A videocassette tape about the 1982 Chicago-area Tylenol killings was found in the home of a 20-year-old man who has admitted attempting to extort $2 million from authorities in the recent New York Tylenol poisonings, it was disclosed in a court hearing today.

However, Carl Vergari, the Westchester County district attorney, said discovery of the tape does not change prosecutors' assessment that the would-be extortionist was not the New York killer but an opportunist trying to make money after the tragedy.

DeWitt Gilmore Jr., author of the $2 million extortion letter, appeared in U.S. District Court here for a bail hearing on an unrelated charge of credit card fraud. A copy of the extortion letter, sent to local police, was found in Gilmore's home last week by Secret Service agents investigating the credit card case.

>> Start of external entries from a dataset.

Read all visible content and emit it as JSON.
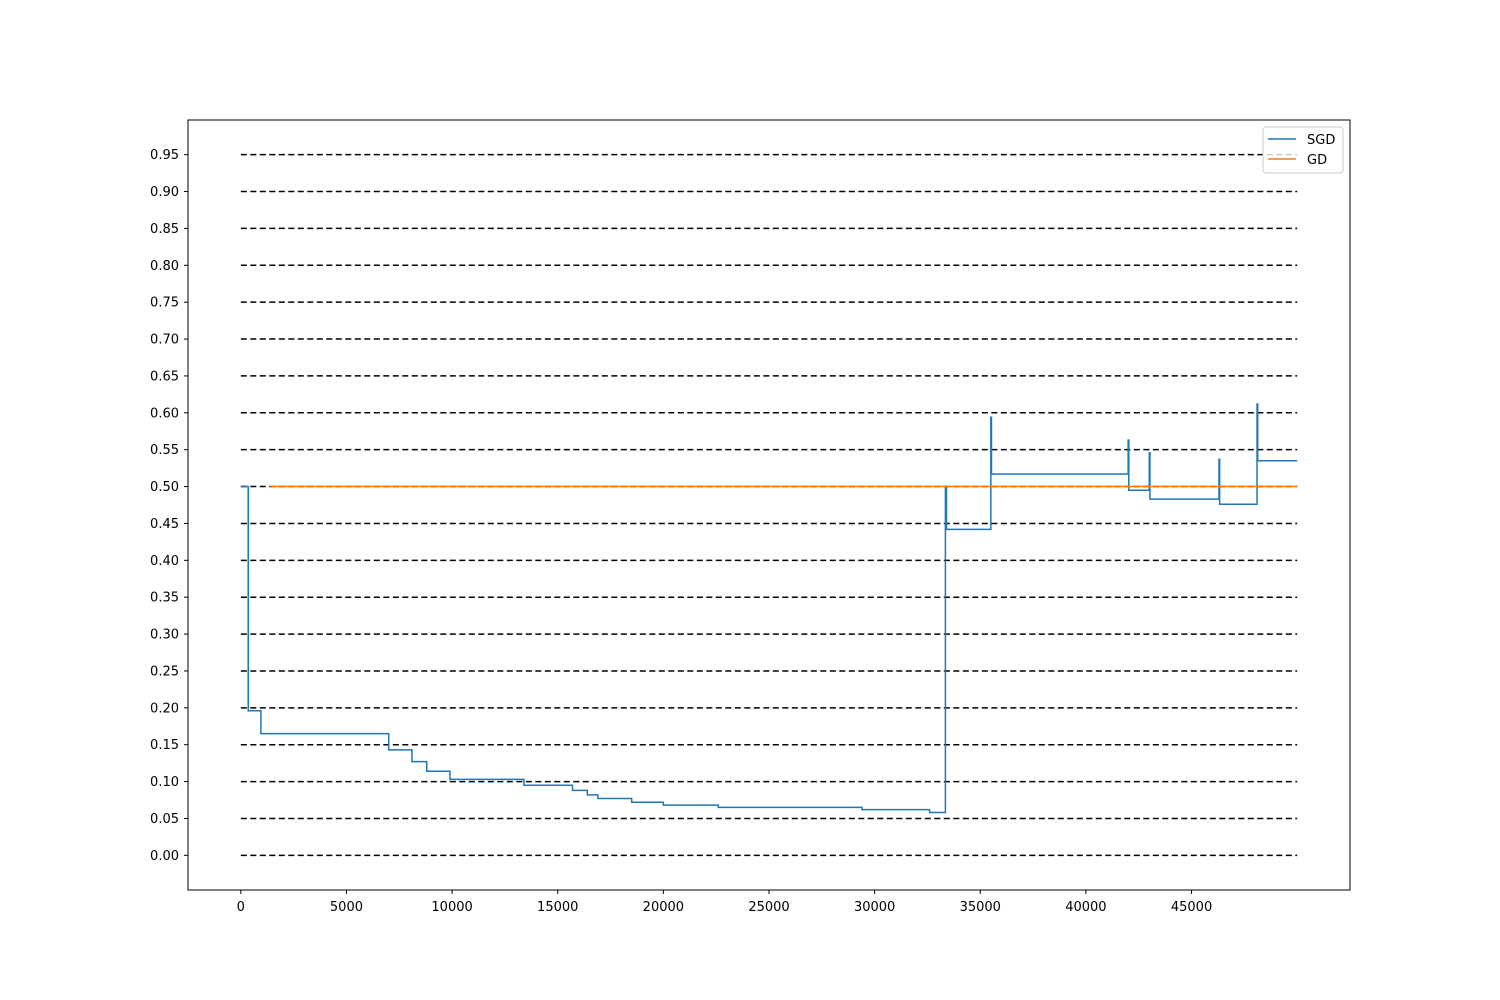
{
  "chart_data": {
    "type": "line",
    "title": "",
    "xlabel": "",
    "ylabel": "",
    "xlim": [
      -2500,
      52500
    ],
    "ylim": [
      -0.047,
      0.997
    ],
    "x_ticks": [
      0,
      5000,
      10000,
      15000,
      20000,
      25000,
      30000,
      35000,
      40000,
      45000
    ],
    "y_ticks": [
      0.0,
      0.05,
      0.1,
      0.15,
      0.2,
      0.25,
      0.3,
      0.35,
      0.4,
      0.45,
      0.5,
      0.55,
      0.6,
      0.65,
      0.7,
      0.75,
      0.8,
      0.85,
      0.9,
      0.95
    ],
    "y_tick_labels": [
      "0.00",
      "0.05",
      "0.10",
      "0.15",
      "0.20",
      "0.25",
      "0.30",
      "0.35",
      "0.40",
      "0.45",
      "0.50",
      "0.55",
      "0.60",
      "0.65",
      "0.70",
      "0.75",
      "0.80",
      "0.85",
      "0.90",
      "0.95"
    ],
    "reference_lines": {
      "style": "dashed",
      "color": "#000000",
      "x_range": [
        0,
        50000
      ],
      "y_values": [
        0.0,
        0.05,
        0.1,
        0.15,
        0.2,
        0.25,
        0.3,
        0.35,
        0.4,
        0.45,
        0.5,
        0.55,
        0.6,
        0.65,
        0.7,
        0.75,
        0.8,
        0.85,
        0.9,
        0.95
      ]
    },
    "legend": {
      "placement": "top-right"
    },
    "series": [
      {
        "name": "SGD",
        "color": "#1f77b4",
        "points": [
          [
            0,
            0.5
          ],
          [
            350,
            0.5
          ],
          [
            350,
            0.196
          ],
          [
            950,
            0.196
          ],
          [
            950,
            0.165
          ],
          [
            7000,
            0.165
          ],
          [
            7000,
            0.143
          ],
          [
            8100,
            0.143
          ],
          [
            8100,
            0.127
          ],
          [
            8800,
            0.127
          ],
          [
            8800,
            0.114
          ],
          [
            9900,
            0.114
          ],
          [
            9900,
            0.103
          ],
          [
            13400,
            0.103
          ],
          [
            13400,
            0.095
          ],
          [
            15700,
            0.095
          ],
          [
            15700,
            0.088
          ],
          [
            16400,
            0.088
          ],
          [
            16400,
            0.082
          ],
          [
            16900,
            0.082
          ],
          [
            16900,
            0.077
          ],
          [
            18500,
            0.077
          ],
          [
            18500,
            0.072
          ],
          [
            20000,
            0.072
          ],
          [
            20000,
            0.068
          ],
          [
            22600,
            0.068
          ],
          [
            22600,
            0.065
          ],
          [
            29400,
            0.065
          ],
          [
            29400,
            0.062
          ],
          [
            32600,
            0.062
          ],
          [
            32600,
            0.058
          ],
          [
            33350,
            0.058
          ],
          [
            33350,
            0.5
          ],
          [
            33400,
            0.5
          ],
          [
            33400,
            0.442
          ],
          [
            35500,
            0.442
          ],
          [
            35500,
            0.594
          ],
          [
            35530,
            0.594
          ],
          [
            35530,
            0.517
          ],
          [
            42000,
            0.517
          ],
          [
            42000,
            0.563
          ],
          [
            42030,
            0.563
          ],
          [
            42030,
            0.495
          ],
          [
            43000,
            0.495
          ],
          [
            43000,
            0.546
          ],
          [
            43030,
            0.546
          ],
          [
            43030,
            0.483
          ],
          [
            46300,
            0.483
          ],
          [
            46300,
            0.537
          ],
          [
            46330,
            0.537
          ],
          [
            46330,
            0.476
          ],
          [
            48100,
            0.476
          ],
          [
            48100,
            0.612
          ],
          [
            48130,
            0.612
          ],
          [
            48130,
            0.535
          ],
          [
            50000,
            0.535
          ]
        ]
      },
      {
        "name": "GD",
        "color": "#ff7f0e",
        "points": [
          [
            1400,
            0.5
          ],
          [
            50000,
            0.5
          ]
        ]
      }
    ]
  }
}
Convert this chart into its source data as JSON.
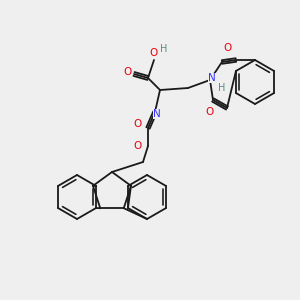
{
  "bg_color": "#efefef",
  "line_color": "#1a1a1a",
  "bond_lw": 1.3,
  "atom_colors": {
    "O": "#e8000d",
    "N": "#3333ff",
    "H": "#5a8a8a",
    "C": "#1a1a1a"
  },
  "font_size": 7.5
}
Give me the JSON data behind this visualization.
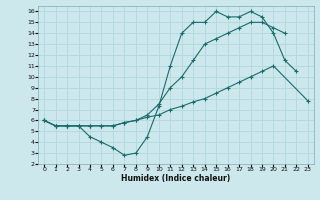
{
  "xlabel": "Humidex (Indice chaleur)",
  "background_color": "#cce8ec",
  "grid_color": "#b0d8de",
  "line_color": "#1a6b6b",
  "xlim": [
    -0.5,
    23.5
  ],
  "ylim": [
    2,
    16.5
  ],
  "xticks": [
    0,
    1,
    2,
    3,
    4,
    5,
    6,
    7,
    8,
    9,
    10,
    11,
    12,
    13,
    14,
    15,
    16,
    17,
    18,
    19,
    20,
    21,
    22,
    23
  ],
  "yticks": [
    2,
    3,
    4,
    5,
    6,
    7,
    8,
    9,
    10,
    11,
    12,
    13,
    14,
    15,
    16
  ],
  "line1_x": [
    0,
    1,
    2,
    3,
    4,
    5,
    6,
    7,
    8,
    9,
    10,
    11,
    12,
    13,
    14,
    15,
    16,
    17,
    18,
    19,
    20,
    21,
    22
  ],
  "line1_y": [
    6,
    5.5,
    5.5,
    5.5,
    4.5,
    4.0,
    3.5,
    2.8,
    3.0,
    4.5,
    7.3,
    11.0,
    14.0,
    15.0,
    15.0,
    16.0,
    15.5,
    15.5,
    16.0,
    15.5,
    14.0,
    11.5,
    10.5
  ],
  "line2_x": [
    0,
    1,
    2,
    3,
    4,
    5,
    6,
    7,
    8,
    9,
    10,
    11,
    12,
    13,
    14,
    15,
    16,
    17,
    18,
    19,
    20,
    21
  ],
  "line2_y": [
    6,
    5.5,
    5.5,
    5.5,
    5.5,
    5.5,
    5.5,
    5.8,
    6.0,
    6.5,
    7.5,
    9.0,
    10.0,
    11.5,
    13.0,
    13.5,
    14.0,
    14.5,
    15.0,
    15.0,
    14.5,
    14.0
  ],
  "line3_x": [
    0,
    1,
    2,
    3,
    4,
    5,
    6,
    7,
    8,
    9,
    10,
    11,
    12,
    13,
    14,
    15,
    16,
    17,
    18,
    19,
    20,
    23
  ],
  "line3_y": [
    6,
    5.5,
    5.5,
    5.5,
    5.5,
    5.5,
    5.5,
    5.8,
    6.0,
    6.3,
    6.5,
    7.0,
    7.3,
    7.7,
    8.0,
    8.5,
    9.0,
    9.5,
    10.0,
    10.5,
    11.0,
    7.8
  ]
}
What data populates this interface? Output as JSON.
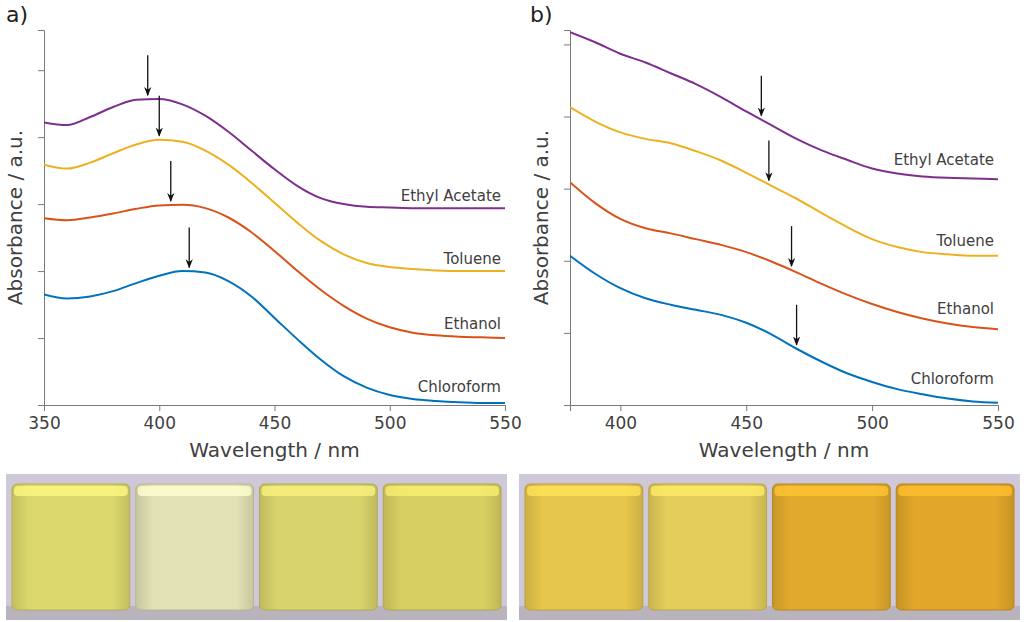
{
  "chart_data": [
    {
      "type": "line",
      "title": "a)",
      "x_label": "Wavelength / nm",
      "y_label": "Absorbance / a.u.",
      "x": [
        350,
        360,
        370,
        380,
        390,
        400,
        410,
        420,
        430,
        440,
        450,
        460,
        470,
        480,
        490,
        500,
        510,
        520,
        530,
        540,
        550
      ],
      "xlim": [
        350,
        550
      ],
      "xticks": [
        350,
        400,
        450,
        500,
        550
      ],
      "ylim": [
        0,
        5.6
      ],
      "yticks": [
        0,
        1,
        2,
        3,
        4,
        5
      ],
      "grid": false,
      "tick_labels": "x",
      "series": [
        {
          "name": "Ethyl Acetate",
          "color": "#7e2f8e",
          "peak": 395,
          "values": [
            4.22,
            4.18,
            4.3,
            4.45,
            4.56,
            4.57,
            4.49,
            4.32,
            4.08,
            3.8,
            3.52,
            3.27,
            3.09,
            3.0,
            2.96,
            2.95,
            2.94,
            2.94,
            2.94,
            2.94,
            2.94
          ]
        },
        {
          "name": "Toluene",
          "color": "#edb120",
          "peak": 400,
          "values": [
            3.59,
            3.53,
            3.62,
            3.76,
            3.89,
            3.96,
            3.93,
            3.8,
            3.59,
            3.32,
            3.02,
            2.72,
            2.45,
            2.25,
            2.12,
            2.06,
            2.03,
            2.01,
            2.0,
            2.0,
            2.0
          ]
        },
        {
          "name": "Ethanol",
          "color": "#d95319",
          "peak": 405,
          "values": [
            2.79,
            2.76,
            2.8,
            2.86,
            2.93,
            2.98,
            2.99,
            2.94,
            2.8,
            2.58,
            2.3,
            2.0,
            1.72,
            1.48,
            1.29,
            1.16,
            1.08,
            1.04,
            1.02,
            1.01,
            1.0
          ]
        },
        {
          "name": "Chloroform",
          "color": "#0072bd",
          "peak": 413,
          "values": [
            1.65,
            1.59,
            1.62,
            1.7,
            1.82,
            1.93,
            2.0,
            1.98,
            1.85,
            1.62,
            1.3,
            0.98,
            0.68,
            0.43,
            0.26,
            0.15,
            0.09,
            0.06,
            0.04,
            0.03,
            0.03
          ]
        }
      ]
    },
    {
      "type": "line",
      "title": "b)",
      "x_label": "Wavelength / nm",
      "y_label": "Absorbance / a.u.",
      "x": [
        380,
        390,
        400,
        410,
        420,
        430,
        440,
        450,
        460,
        470,
        480,
        490,
        500,
        510,
        520,
        530,
        540,
        550
      ],
      "xlim": [
        380,
        550
      ],
      "xticks": [
        400,
        450,
        500,
        550
      ],
      "ylim": [
        0,
        5.2
      ],
      "yticks": [
        0,
        1,
        2,
        3,
        4,
        5
      ],
      "grid": false,
      "tick_labels": "x",
      "series": [
        {
          "name": "Ethyl Acetate",
          "color": "#7e2f8e",
          "peak": 456,
          "values": [
            5.17,
            5.03,
            4.87,
            4.75,
            4.6,
            4.45,
            4.27,
            4.07,
            3.88,
            3.69,
            3.53,
            3.4,
            3.28,
            3.21,
            3.17,
            3.15,
            3.14,
            3.13
          ]
        },
        {
          "name": "Toluene",
          "color": "#edb120",
          "peak": 459,
          "values": [
            4.13,
            3.93,
            3.78,
            3.69,
            3.63,
            3.52,
            3.39,
            3.22,
            3.04,
            2.86,
            2.66,
            2.47,
            2.3,
            2.19,
            2.12,
            2.09,
            2.07,
            2.07
          ]
        },
        {
          "name": "Ethanol",
          "color": "#d95319",
          "peak": 468,
          "values": [
            3.09,
            2.8,
            2.58,
            2.45,
            2.38,
            2.3,
            2.22,
            2.12,
            1.99,
            1.84,
            1.68,
            1.53,
            1.4,
            1.29,
            1.2,
            1.13,
            1.08,
            1.05
          ]
        },
        {
          "name": "Chloroform",
          "color": "#0072bd",
          "peak": 470,
          "values": [
            2.07,
            1.82,
            1.62,
            1.48,
            1.39,
            1.32,
            1.25,
            1.14,
            0.98,
            0.78,
            0.6,
            0.44,
            0.32,
            0.22,
            0.15,
            0.09,
            0.05,
            0.03
          ]
        }
      ]
    }
  ]
}
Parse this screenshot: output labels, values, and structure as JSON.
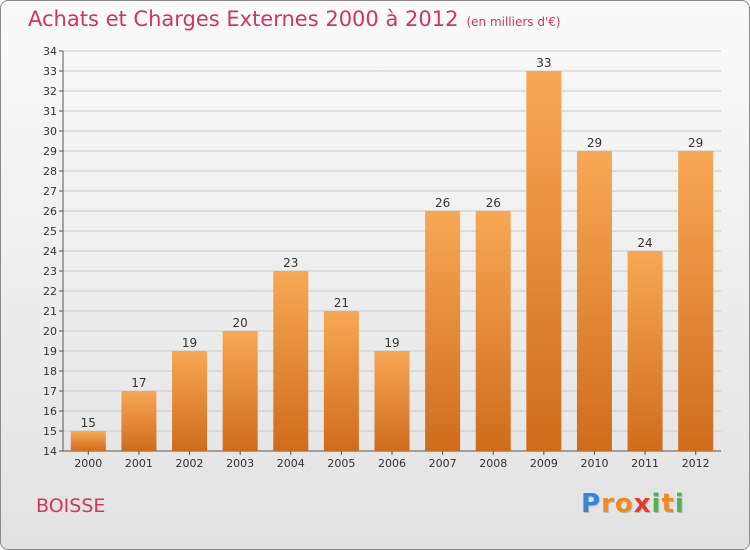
{
  "chart_data": {
    "type": "bar",
    "title": "Achats et Charges Externes 2000 à 2012",
    "unit": "(en milliers d'€)",
    "categories": [
      "2000",
      "2001",
      "2002",
      "2003",
      "2004",
      "2005",
      "2006",
      "2007",
      "2008",
      "2009",
      "2010",
      "2011",
      "2012"
    ],
    "values": [
      15,
      17,
      19,
      20,
      23,
      21,
      19,
      26,
      26,
      33,
      29,
      24,
      29
    ],
    "ylim": [
      14,
      34
    ],
    "ytick_step": 1,
    "grid": true,
    "xlabel": "",
    "ylabel": "",
    "colors": {
      "bar_top": "#f8a855",
      "bar_bottom": "#cf6c1c",
      "grid": "#c8c8c8",
      "title": "#d1365f"
    }
  },
  "footer": {
    "commune": "BOISSE",
    "logo": "Proxiti"
  }
}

U.S. Magistrate Joel Tyler denied Gilmore bail in that case. He has not been charged in connection with the letter, in which he claimed responsibility for the death of Diane Elsroth, 23, a Peekskill, N.Y., woman who died Feb. 8 after taking Extra-Strength Tylenol capsules tainted with cyanide.

Polly Alpert, a spokeswoman for Video Publishing House of Novi, Mich., which made the cassette called "The Reselling of Tylenol," said it is sold to universities, corporations and libraries and is based on a CBS News "60 Minutes" segment broadcast in 1982.

Vergari said prosecutors still believe Gilmore's letter was "a bungled attempt to cash in on the Tylenol scare." So far, he added, the investigation by the Federal Bureau of Investigation, Yonkers, N.Y., police and his office has produced "no hard leads."

Owen McClain, deputy police chief of Yonkers, where Elsroth was visiting her boyfriend when she died, said "nothing conclusive" was found on visits Monday to Pennsylvania with the FBI to a Tylenol factory and distribution center.

The Food and Drug Administration said it has tested 270,400 Tylenol capsules collected in Westchester County. Johnson & Johnson, Tylenol's maker, said Monday that it would no longer manufacture the medication in capsule form.

*Elsroth's mother, Felicia, told United Press International today that the decision came "three years too late," and company Chairman James Burke said he wished the capsules had not been returned to the market after 1982. "I wish we had never gone back to marketing these capsules," Burke told WABC-TV.